Kind of the like the exec’s blocking blogs thinking that strategy was ‘a good thing’.
Old school marketers used to selling and telling people rather than serving and relating with their product/services’ tribe/s find it really hard to talk with people.
As I just read recently (can’t remember where), it’s like ’someone handed the key’s to the inmates’…
As seems to be true for Mrs. Clinton, talking at rather than talking with was the right way to do things for a long, long time - as was learning how to say well what research advised was what their market wanted to hear.
Looks like we’re finding out that being substantially knowledgeable used to be the primary currency of character (plus tenacity, et al): now emotive wisdom and relationship skills, combined with substantial knowledge, is.
As is authenticity and integrity - another matter, but oh so vitally related.
New game. New Rules. To my mind, better in both regards, but boy its painful to watch good, hard-working, tenacious people slam into them without even knowing they’re there.
And here’s some reverse prejudice for you: I would have thought a woman would have more naturally and adroitly navigated these waters of relational change (as so many of us probably have - how’s that for arrogant assumption?)
I was really hoping this woman would.
But in this new world, it seems clear that no matter what the product or service, if you’re talkin’ at us (smart, tough and knowledgeable though you may be) passing go just ain’t the sure bet it used to be.
May 13th, 2008 at 8:29 pm
Lissa,
I have to confess that I share some of the reverse prejudice. Just shows that when it comes to stepping away from what worked before humans have a really hard time changing — regardless of gender, age or race.
Lois
May 15th, 2008 at 10:11 am
Lois,
This is a great post because it comes down a fundamental truth about so many businesses and brands as well as politics … that “featurespeak” is ultimately not what people are buying. Hillary may have the best knowledge and facts at her disposal, for a politician that’s the equivalent of a product having the best features.
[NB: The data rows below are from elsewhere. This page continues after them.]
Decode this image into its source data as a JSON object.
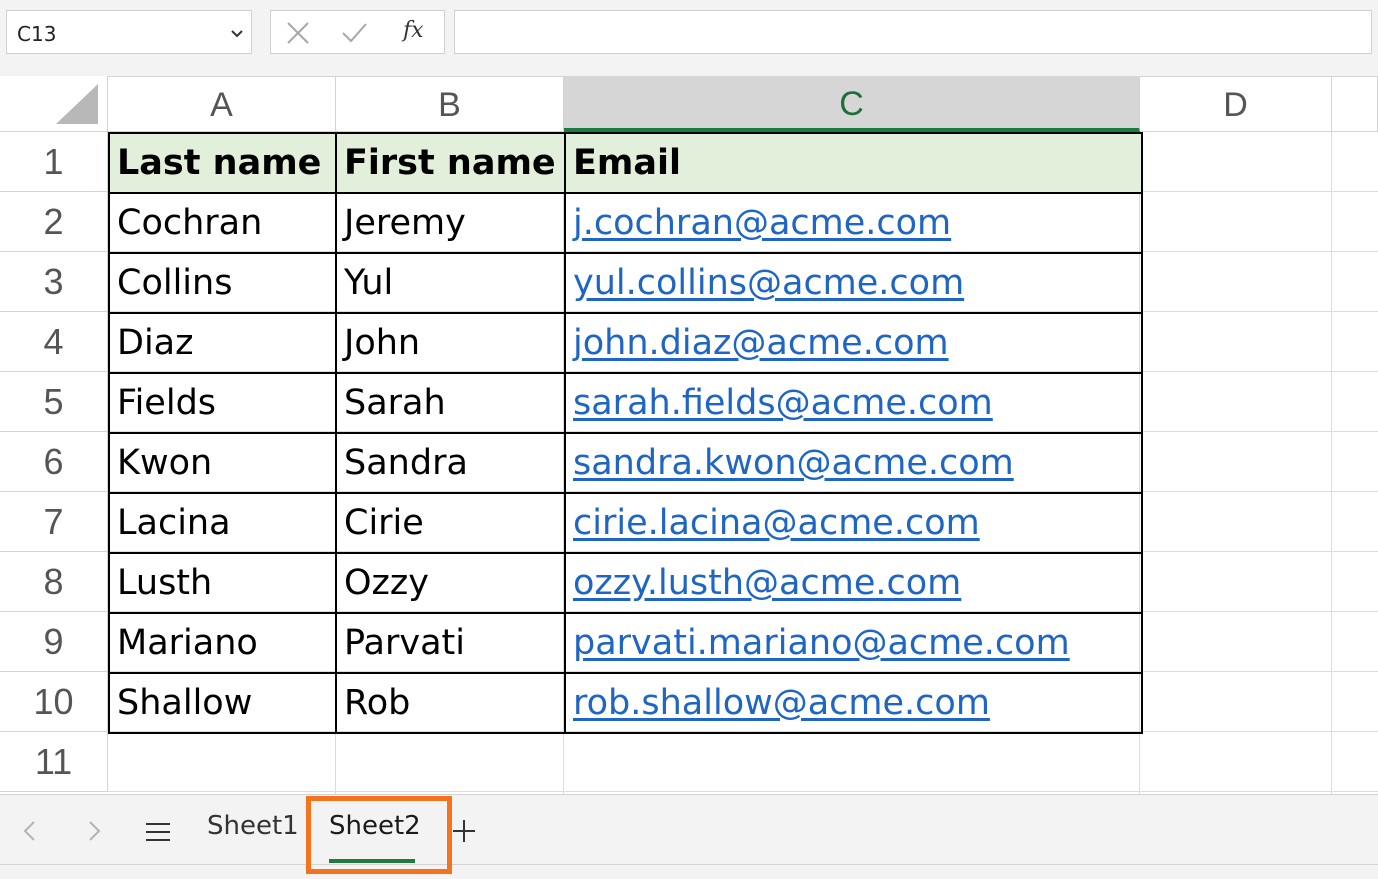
{
  "formula_bar": {
    "name_box": "C13",
    "fx_label": "fx",
    "formula": ""
  },
  "columns": [
    {
      "label": "A",
      "selected": false
    },
    {
      "label": "B",
      "selected": false
    },
    {
      "label": "C",
      "selected": true
    },
    {
      "label": "D",
      "selected": false
    }
  ],
  "rows": [
    "1",
    "2",
    "3",
    "4",
    "5",
    "6",
    "7",
    "8",
    "9",
    "10",
    "11"
  ],
  "table": {
    "headers": [
      "Last name",
      "First name",
      "Email"
    ],
    "records": [
      [
        "Cochran",
        "Jeremy",
        "j.cochran@acme.com"
      ],
      [
        "Collins",
        "Yul",
        "yul.collins@acme.com"
      ],
      [
        "Diaz",
        "John",
        "john.diaz@acme.com"
      ],
      [
        "Fields",
        "Sarah",
        "sarah.fields@acme.com"
      ],
      [
        "Kwon",
        "Sandra",
        "sandra.kwon@acme.com"
      ],
      [
        "Lacina",
        "Cirie",
        "cirie.lacina@acme.com"
      ],
      [
        "Lusth",
        "Ozzy",
        "ozzy.lusth@acme.com"
      ],
      [
        "Mariano",
        "Parvati",
        "parvati.mariano@acme.com"
      ],
      [
        "Shallow",
        "Rob",
        "rob.shallow@acme.com"
      ]
    ]
  },
  "sheets": {
    "tabs": [
      "Sheet1",
      "Sheet2"
    ],
    "active": "Sheet2"
  },
  "colors": {
    "header_fill": "#e2efda",
    "link": "#1f66c4",
    "accent_green": "#1e7a40",
    "highlight": "#f4731f"
  }
}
The problem for her as for a hot product is that without the right personality you can’t make that connection. I love your book because this is a perspective that you share - that brands need to get beyond buzz. It’s also one that I just wrote a whole book about, and called it Personality Not Included. In both cases, something essential is missing - and the successful brands as well as the successful politicians are the ones that find a way to put it back.
May 28th, 2008 at 12:53 pm
Thanks Rohit. Look forward to reading your book. Why do you think big brands — especially B2B — are so reluctant to inject personality and emotion into their marketing?